# Sheep Newbie to be maybe?



## warthog (Jun 13, 2010)

I am considering getting two sheep (as young as possible).

I already have goats.  Is there much difference between keeping sheep and goats.

I know sheep don't do copper, like goats do.

I am reading through this site gleaning information.

Any thoughts, advice, comments would be more than welcome.

I learned the hard way with my goats, fencing etc, wan't to be more prepared with the sheep.


----------



## goodhors (Jun 13, 2010)

Our market lambs are about late 3 to 4 months when purchased.  Study sheep structure, to know well built ones when you see them, for picking lambs.  Legs are everything, since they carry the lamb about to graze, support the body as it gains weight.  Our lambs are usually rather wide behind though young, for developing muscular hindquarters.  This is the desirable look for finished market lambs.

Look at teeth, should be even, jaws aligned to graze at the nose area top and bottom.  Undershot jaw or big overbite, may be a problem when grazing.  They can't eat enough to stay healthy unless fed pellets or grain.  Not something you want.

Are these pets or project lambs?  Even very spooky lambs of the meat types, will tame quickly with daily handling.  We make sure they get handled with stalling ours at night.  They get collars on with bells, then rope halters, led to their grazing paddock every day.  Some extra scratching and then turned loose.  Within a VERY short time, they will run to see you, follow you to the stall or race ahead to be closed in.

Several of Daughter's sheep friends have both meat and fiber sheep.  They all say the fiber sheep are less friendly even with daily handling.  These were bigger breeds, older and young sheep or lambs.  Sorry, can't remember the breeds but it surprised me.  Just saying what they said as a point of interest.

You might do a search of your state for sheep shows, 4-H sheep shows, attend some Fairs, look at a number of good sheep.  Try to spot the diffferences in the winners and 2nd place.
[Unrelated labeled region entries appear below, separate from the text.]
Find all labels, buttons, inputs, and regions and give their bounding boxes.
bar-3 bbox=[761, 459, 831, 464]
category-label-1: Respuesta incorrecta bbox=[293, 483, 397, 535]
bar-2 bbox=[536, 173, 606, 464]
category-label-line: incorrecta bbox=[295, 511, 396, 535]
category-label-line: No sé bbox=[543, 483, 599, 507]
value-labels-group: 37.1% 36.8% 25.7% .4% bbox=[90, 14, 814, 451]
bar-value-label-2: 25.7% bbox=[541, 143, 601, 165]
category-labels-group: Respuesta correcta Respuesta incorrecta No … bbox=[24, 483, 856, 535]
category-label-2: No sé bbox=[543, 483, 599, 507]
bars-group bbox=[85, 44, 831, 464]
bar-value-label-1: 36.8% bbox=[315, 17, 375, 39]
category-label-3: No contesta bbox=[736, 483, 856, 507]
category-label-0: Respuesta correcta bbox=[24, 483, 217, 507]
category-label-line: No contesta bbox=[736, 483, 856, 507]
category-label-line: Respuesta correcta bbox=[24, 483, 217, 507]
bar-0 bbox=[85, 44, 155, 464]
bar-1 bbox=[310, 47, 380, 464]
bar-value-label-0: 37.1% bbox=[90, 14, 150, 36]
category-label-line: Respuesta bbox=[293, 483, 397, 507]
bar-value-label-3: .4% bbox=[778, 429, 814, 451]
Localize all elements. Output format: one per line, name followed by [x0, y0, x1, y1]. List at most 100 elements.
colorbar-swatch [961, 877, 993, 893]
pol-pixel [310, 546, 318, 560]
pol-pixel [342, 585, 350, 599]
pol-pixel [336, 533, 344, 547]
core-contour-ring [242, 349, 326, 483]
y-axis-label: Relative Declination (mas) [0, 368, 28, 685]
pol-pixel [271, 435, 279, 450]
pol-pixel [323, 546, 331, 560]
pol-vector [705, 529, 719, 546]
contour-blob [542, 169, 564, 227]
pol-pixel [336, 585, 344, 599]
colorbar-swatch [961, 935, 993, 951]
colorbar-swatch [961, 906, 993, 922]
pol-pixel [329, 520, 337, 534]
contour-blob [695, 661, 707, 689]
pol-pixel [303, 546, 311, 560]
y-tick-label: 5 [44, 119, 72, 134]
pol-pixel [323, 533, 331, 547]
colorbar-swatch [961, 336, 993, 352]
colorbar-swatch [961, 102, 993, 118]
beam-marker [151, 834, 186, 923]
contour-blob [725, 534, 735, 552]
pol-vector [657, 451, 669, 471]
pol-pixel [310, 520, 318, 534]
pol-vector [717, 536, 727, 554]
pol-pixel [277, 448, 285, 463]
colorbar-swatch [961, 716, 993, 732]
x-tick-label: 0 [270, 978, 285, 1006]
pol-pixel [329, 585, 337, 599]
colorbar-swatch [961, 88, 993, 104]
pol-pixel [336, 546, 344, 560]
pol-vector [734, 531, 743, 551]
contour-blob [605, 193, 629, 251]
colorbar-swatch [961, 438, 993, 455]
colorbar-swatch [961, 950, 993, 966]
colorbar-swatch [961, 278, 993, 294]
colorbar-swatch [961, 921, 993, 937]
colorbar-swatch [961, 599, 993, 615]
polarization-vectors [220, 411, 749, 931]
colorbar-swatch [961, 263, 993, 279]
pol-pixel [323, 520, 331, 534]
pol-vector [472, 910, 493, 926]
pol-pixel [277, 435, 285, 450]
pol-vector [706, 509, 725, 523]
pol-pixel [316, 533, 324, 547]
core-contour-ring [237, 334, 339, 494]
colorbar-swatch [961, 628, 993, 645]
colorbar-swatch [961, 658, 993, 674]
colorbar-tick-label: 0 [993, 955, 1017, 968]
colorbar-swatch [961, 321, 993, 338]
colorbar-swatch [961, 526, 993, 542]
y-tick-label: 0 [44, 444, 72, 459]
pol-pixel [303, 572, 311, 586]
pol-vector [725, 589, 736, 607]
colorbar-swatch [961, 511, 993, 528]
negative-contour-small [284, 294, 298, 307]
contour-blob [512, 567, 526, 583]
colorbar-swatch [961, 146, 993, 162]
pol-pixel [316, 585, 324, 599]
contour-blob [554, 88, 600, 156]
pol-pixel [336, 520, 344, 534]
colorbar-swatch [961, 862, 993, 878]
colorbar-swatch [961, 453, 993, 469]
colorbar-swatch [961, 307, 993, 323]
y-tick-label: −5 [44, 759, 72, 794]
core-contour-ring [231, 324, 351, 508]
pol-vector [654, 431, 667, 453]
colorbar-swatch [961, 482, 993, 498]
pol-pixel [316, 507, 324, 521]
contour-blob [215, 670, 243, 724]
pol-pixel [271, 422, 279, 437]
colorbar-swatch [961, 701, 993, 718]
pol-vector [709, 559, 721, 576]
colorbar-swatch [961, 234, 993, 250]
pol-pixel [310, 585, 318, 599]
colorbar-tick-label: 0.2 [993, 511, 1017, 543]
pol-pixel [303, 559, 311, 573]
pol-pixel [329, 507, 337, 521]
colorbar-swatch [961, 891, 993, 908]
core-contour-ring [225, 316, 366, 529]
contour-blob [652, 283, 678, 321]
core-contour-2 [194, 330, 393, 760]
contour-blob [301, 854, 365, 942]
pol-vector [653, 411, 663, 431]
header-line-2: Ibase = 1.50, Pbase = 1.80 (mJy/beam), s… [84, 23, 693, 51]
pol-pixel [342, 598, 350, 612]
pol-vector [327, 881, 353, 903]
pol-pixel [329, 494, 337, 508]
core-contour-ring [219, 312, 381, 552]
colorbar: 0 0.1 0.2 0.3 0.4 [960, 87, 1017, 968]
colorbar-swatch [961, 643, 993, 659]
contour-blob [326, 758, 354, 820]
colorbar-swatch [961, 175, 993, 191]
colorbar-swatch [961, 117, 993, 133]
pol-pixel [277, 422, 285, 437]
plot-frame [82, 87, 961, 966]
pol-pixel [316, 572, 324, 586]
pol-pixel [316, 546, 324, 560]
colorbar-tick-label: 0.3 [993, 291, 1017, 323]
The more you look, the better you develop your "eye" for quality in structure, correctness in animals. 

Ask questions, folks at shows usually like to talk if not entered in the next class!  Showmanship is all on the kids, you want best Ram, best ewe, winners of good body classes.  You may see breeds you never considered, or even heard of that you really like.  Hair instead of wool, heritage breeds, colored sheep.  
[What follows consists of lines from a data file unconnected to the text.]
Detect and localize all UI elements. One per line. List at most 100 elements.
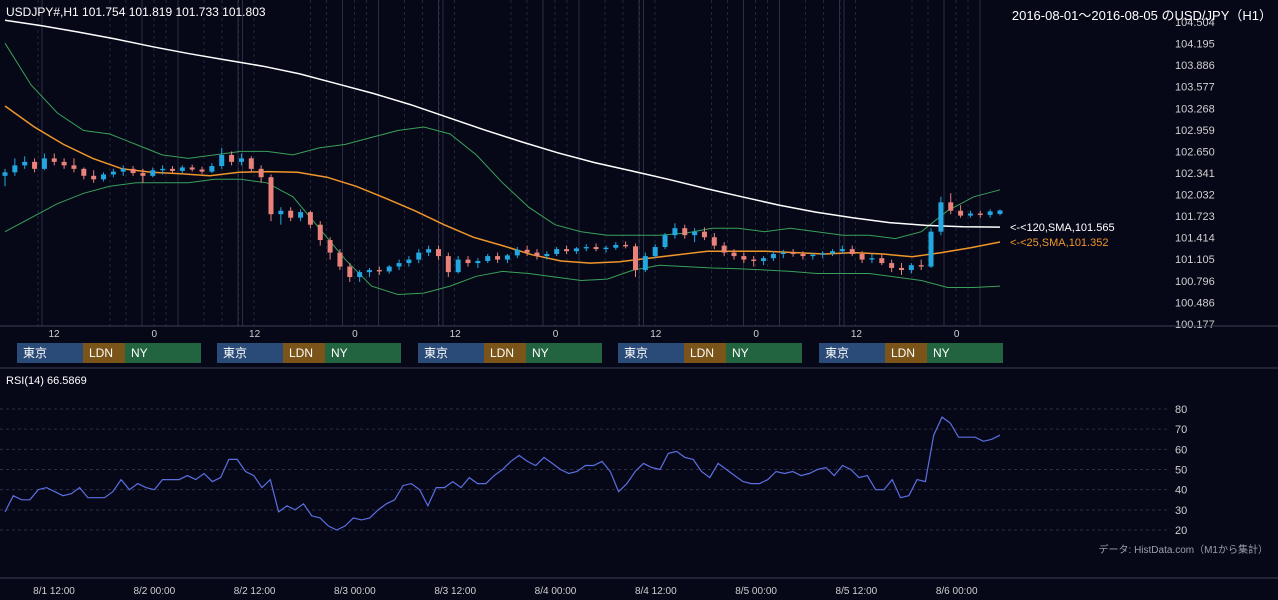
- candle: [593, 247, 599, 250]
- candle: [810, 254, 816, 257]
- rsi-tick-label: 50: [1175, 465, 1187, 477]
- session-tokyo: 東京: [618, 343, 684, 363]
- candle: [278, 210, 284, 215]
- time-tick-label: 8/6 00:00: [936, 586, 978, 597]
- candle: [71, 165, 77, 169]
- time-tick-label: 8/5 00:00: [735, 586, 777, 597]
- price-tick-label: 103.577: [1175, 82, 1215, 94]
- data-credit: データ: HistData.com（M1から集計）: [1098, 545, 1268, 556]
- bollinger-lower: [4, 178, 1001, 296]
- candle: [554, 249, 560, 254]
- candle: [268, 177, 274, 215]
- candle: [869, 258, 875, 260]
- candle: [61, 161, 67, 166]
- candle: [977, 213, 983, 215]
- session-newyork: NY: [526, 343, 602, 363]
- candle: [859, 253, 865, 260]
- rsi-tick-label: 30: [1175, 505, 1187, 517]
- candle: [761, 258, 767, 261]
- rsi-line-path: [4, 416, 1001, 531]
- price-tick-label: 100.177: [1175, 319, 1215, 331]
- candle: [258, 168, 264, 178]
- candle: [101, 174, 107, 180]
- candle: [426, 249, 432, 253]
- price-tick-label: 100.486: [1175, 297, 1215, 309]
- candle: [544, 253, 550, 257]
- session-bar: 東京 LDN NY: [17, 343, 201, 363]
- candle: [189, 167, 195, 170]
- candle: [386, 266, 392, 272]
- candle: [770, 253, 776, 259]
- candle: [475, 260, 481, 264]
- candle: [662, 235, 668, 248]
- candle: [248, 158, 254, 169]
- candle: [337, 252, 343, 267]
- candle: [642, 256, 648, 271]
- candle: [485, 256, 491, 261]
- candle: [938, 202, 944, 232]
- rsi-tick-label: 80: [1175, 404, 1187, 416]
- candle: [110, 171, 116, 175]
- session-tokyo: 東京: [217, 343, 283, 363]
- candle: [12, 165, 18, 173]
- candle: [32, 161, 38, 169]
- session-newyork: NY: [726, 343, 802, 363]
- rsi-tick-label: 70: [1175, 424, 1187, 436]
- candle: [603, 247, 609, 250]
- candle: [445, 256, 451, 273]
- candle: [958, 210, 964, 216]
- hour-axis: 12 0 12 0 12 0 12 0 12 0: [48, 329, 959, 340]
- candle: [150, 170, 156, 176]
- candle: [41, 158, 47, 169]
- hour-tick-label: 0: [352, 329, 358, 340]
- candle: [130, 168, 136, 174]
- candle: [997, 210, 1003, 214]
- candle: [623, 244, 629, 247]
- rsi-line: [4, 416, 1001, 531]
- candle: [652, 247, 658, 257]
- candlesticks: [2, 147, 1003, 282]
- candle: [435, 249, 441, 257]
- candle: [307, 212, 313, 225]
- candle: [780, 252, 786, 254]
- candle: [169, 168, 175, 171]
- candle: [692, 231, 698, 236]
- session-tokyo: 東京: [418, 343, 484, 363]
- session-newyork: NY: [927, 343, 1003, 363]
- session-tokyo: 東京: [819, 343, 885, 363]
- session-bar: 東京 LDN NY: [618, 343, 802, 363]
- candle: [495, 256, 501, 260]
- sma25-line: [4, 105, 1001, 264]
- candle: [751, 259, 757, 261]
- candle: [416, 252, 422, 260]
- candle: [51, 158, 57, 162]
- candle: [967, 213, 973, 216]
- candle: [524, 249, 530, 253]
- session-newyork: NY: [125, 343, 201, 363]
- candle: [209, 166, 215, 172]
- bollinger-bands: [4, 42, 1001, 296]
- candle: [288, 210, 294, 218]
- candle: [317, 224, 323, 241]
- hour-tick-label: 12: [249, 329, 261, 340]
- price-tick-label: 102.341: [1175, 168, 1215, 180]
- sma120-annotation: <-<120,SMA,101.565: [1010, 222, 1115, 234]
- candle: [81, 168, 87, 176]
- price-tick-label: 100.796: [1175, 276, 1215, 288]
- candle: [396, 263, 402, 267]
- price-tick-label: 104.504: [1175, 17, 1215, 29]
- candle: [839, 249, 845, 252]
- hour-tick-label: 0: [553, 329, 559, 340]
- time-tick-label: 8/3 12:00: [434, 586, 476, 597]
- price-tick-label: 101.414: [1175, 233, 1215, 245]
- candle: [879, 258, 885, 264]
- session-london: LDN: [684, 343, 726, 363]
- session-tokyo: 東京: [17, 343, 83, 363]
- price-tick-label: 103.268: [1175, 103, 1215, 115]
- price-tick-label: 103.886: [1175, 60, 1215, 72]
- price-tick-label: 104.195: [1175, 39, 1215, 51]
- time-tick-label: 8/4 00:00: [535, 586, 577, 597]
- hour-tick-label: 12: [450, 329, 462, 340]
- candle: [701, 231, 707, 238]
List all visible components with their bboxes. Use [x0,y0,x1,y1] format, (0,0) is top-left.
Always good to have a plan in place with your barn and pasture ready before purchasing!  Being well prepared with knowledge, making good animal purchases, inspires confidence and success in your animal keeping!


----------



## Aped (Jun 13, 2010)

I just got one katahdin a hair sheep. I'm sure you can find something along those lines in belize. She is pretty much one of the goats now. She actually prefers browse to grass which she didn't the first week I had her. As for fencing if they are frightened they will try to get out of certain kinds of fence but they aren't like goats where they will just lean on a fence or try to get out to explore. My sheep won 't even climb onto the pallet which I have as a step in front of the food buckets. So I have to put her on there. 

Anyway as a new sheep owner, I think they are a lot easier to care for then goats.


----------



## Beekissed (Jun 13, 2010)

I agree...sheep are easier to contain and less destructive.  The hair breeds are even easier yet....no shearing, less parasite prone, good browsers, great mothers with easy birthing.


----------



## warthog (Jun 14, 2010)

Thanks everyone.

It probably will be a hair breed that I get, I don't ever see anyone here shearing their sheep.

It will probably be a little time before I get them.  What I am intending to do, it cut down on the chickens I have, I have got 40, and whilst I have no problem selling the eggs, I think sheep would be more useful in my situation.

So when I have culled some of the chickens, I intend to keep maybe six or so just for personal egg use.  I will then convert the chicken coop to keep the sheep in.

I am going to keep them separate from the goats then I don't have feed issue problems.

But will probably let them graze/browse with the goats, or roatate pasture/browse areas.  Goats in first, sheep to follow sort of thing.

In the meantime I will keep reading and learning.


----------